Single by London Symphony Orchestra
- Recorded: 1962
- Genre: Classical music
- Label: Decca
- Songwriter(s): Henry Carey

= The National Anthem (Benjamin Britten) =

The National Anthem is a 1962 choral and orchestral arrangement of God Save the Queen by Benjamin Britten. The arrangement was written for the Leeds Festival. It has been described as an "extraordinary progression from pianissimo prayer to pealing, overlapping choral fortissimo".

==Instrumentation==
Britten arranged the anthem for an SATB chorus and an orchestra consisting of two flutes, two oboes, two clarinets in B-flat, two bassoons; four horns in F, two trumpets in C, three trombones, one tuba; a percussion section that includes timpani, cymbals, side drum, bass drum; and strings.

==Notable performances==
The piece was performed by Britten and the English Chamber Orchestra, along with the overture The Building of the House, at the openings of two English concert halls in 1967.

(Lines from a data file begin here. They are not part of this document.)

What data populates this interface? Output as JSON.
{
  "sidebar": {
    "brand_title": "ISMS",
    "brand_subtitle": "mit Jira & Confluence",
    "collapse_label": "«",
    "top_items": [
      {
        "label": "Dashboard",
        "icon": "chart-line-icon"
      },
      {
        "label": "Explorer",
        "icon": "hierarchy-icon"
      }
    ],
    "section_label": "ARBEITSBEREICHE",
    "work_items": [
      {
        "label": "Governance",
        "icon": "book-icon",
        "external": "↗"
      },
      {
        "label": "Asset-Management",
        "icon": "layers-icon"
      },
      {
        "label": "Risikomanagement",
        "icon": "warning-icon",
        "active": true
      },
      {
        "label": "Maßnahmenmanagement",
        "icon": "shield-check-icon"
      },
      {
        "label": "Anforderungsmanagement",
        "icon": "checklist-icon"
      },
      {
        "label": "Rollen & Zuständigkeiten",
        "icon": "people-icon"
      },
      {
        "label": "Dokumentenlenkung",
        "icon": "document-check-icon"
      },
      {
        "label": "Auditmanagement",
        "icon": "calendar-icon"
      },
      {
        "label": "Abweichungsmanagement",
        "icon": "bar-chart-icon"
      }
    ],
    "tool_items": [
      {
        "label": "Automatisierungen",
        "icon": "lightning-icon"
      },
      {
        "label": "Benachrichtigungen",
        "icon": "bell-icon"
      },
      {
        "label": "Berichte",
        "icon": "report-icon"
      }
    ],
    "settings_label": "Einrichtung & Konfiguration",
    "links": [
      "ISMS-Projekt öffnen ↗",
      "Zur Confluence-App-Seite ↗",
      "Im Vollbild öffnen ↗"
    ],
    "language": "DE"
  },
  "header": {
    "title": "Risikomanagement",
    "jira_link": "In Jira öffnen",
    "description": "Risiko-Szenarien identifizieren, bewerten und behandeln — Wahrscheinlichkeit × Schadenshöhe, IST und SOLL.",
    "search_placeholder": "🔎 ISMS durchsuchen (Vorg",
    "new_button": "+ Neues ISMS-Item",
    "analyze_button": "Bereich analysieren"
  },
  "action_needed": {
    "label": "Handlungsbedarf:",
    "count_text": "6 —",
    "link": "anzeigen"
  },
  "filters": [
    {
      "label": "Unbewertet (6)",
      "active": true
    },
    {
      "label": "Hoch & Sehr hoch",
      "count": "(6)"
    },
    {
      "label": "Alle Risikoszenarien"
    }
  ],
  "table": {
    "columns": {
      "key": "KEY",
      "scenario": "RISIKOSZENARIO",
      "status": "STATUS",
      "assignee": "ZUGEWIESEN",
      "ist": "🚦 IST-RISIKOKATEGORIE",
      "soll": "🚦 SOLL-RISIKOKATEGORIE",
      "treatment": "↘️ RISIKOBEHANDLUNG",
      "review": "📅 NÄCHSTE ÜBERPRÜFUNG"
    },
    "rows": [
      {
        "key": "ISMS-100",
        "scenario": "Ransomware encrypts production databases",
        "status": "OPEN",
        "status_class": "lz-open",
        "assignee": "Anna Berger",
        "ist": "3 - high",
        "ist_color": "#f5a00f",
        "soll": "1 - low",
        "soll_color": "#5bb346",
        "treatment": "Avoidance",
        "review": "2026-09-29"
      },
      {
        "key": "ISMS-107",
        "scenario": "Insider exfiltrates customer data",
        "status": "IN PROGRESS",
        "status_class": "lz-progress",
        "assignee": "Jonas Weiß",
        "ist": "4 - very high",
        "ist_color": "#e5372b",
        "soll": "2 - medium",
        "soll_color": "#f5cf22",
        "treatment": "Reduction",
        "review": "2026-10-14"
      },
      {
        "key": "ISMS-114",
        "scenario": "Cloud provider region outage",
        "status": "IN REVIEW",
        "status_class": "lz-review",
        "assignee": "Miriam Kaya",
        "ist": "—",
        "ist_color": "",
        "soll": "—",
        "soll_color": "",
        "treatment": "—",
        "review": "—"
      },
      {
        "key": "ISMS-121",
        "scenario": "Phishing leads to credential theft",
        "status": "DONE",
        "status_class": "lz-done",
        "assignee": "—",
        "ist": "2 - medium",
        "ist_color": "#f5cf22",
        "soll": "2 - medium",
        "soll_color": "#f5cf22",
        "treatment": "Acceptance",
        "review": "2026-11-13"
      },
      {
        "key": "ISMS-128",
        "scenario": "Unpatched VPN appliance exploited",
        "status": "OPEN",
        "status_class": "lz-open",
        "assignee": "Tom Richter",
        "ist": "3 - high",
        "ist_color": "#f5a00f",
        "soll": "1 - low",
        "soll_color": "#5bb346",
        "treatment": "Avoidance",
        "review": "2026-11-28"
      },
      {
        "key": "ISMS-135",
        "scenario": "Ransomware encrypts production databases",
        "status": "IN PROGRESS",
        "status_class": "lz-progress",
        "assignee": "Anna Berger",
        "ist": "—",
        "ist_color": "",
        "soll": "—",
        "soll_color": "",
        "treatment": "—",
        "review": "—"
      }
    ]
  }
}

===The Queen Elizabeth Hall===
The Queen Elizabeth Hall (QEH) is a purpose-built music venue on the South Bank in London which opened in March 1967. Britten prepared a reduced orchestration of his arrangement for the ECO to play at the opening concert.

===Snape Maltings===
Snape Maltings is a converted industrial building in Suffolk. The Queen presided over its opening as a concert hall in June 1967 and its reopening after fire in 1970.

===Royal Albert Hall===
Beginning in 2010, it has been played each year at the close of the Last Night of the Proms. In 2022, the event was cancelled due to the death of Queen Elizabeth II a few days earlier. In 2023, the arrangement was sung for the first time as God Save the King in honour of King Charles III.

==Release of recording==
The arrangement was released by Decca both as a single (45-71146) and as 45 EP (SEC 5119) 1962.
On the B side of the single was the Trumpet Voluntary in Sir Henry Wood's arrangement with the London Symphony Orchestra augmented by the trumpeters of Kneller Hall in a performance conducted by Kenneth Alwyn.
The tracks of the EP were:
- Track A1: Benjamin Britten, L.S.O. And Chorus - The National Anthem, Arranger Britten,
- Track A2: "Air" of Bach's Orchestral Suite No.3 in D Major, Sir Adrian Boult, with the Orchestra of the Royal Opera House, Covent Garden
- B1 Granville Bantock's arrangement of Sheep may safely graze from Bach's Cantata Was mir behagt, ist nur die muntre Jagd, BWV 208.
- B2 "Purcell's" Trumpet Voluntary (now known to be by Clarke) LSO conducted by Kenneth Alwyn.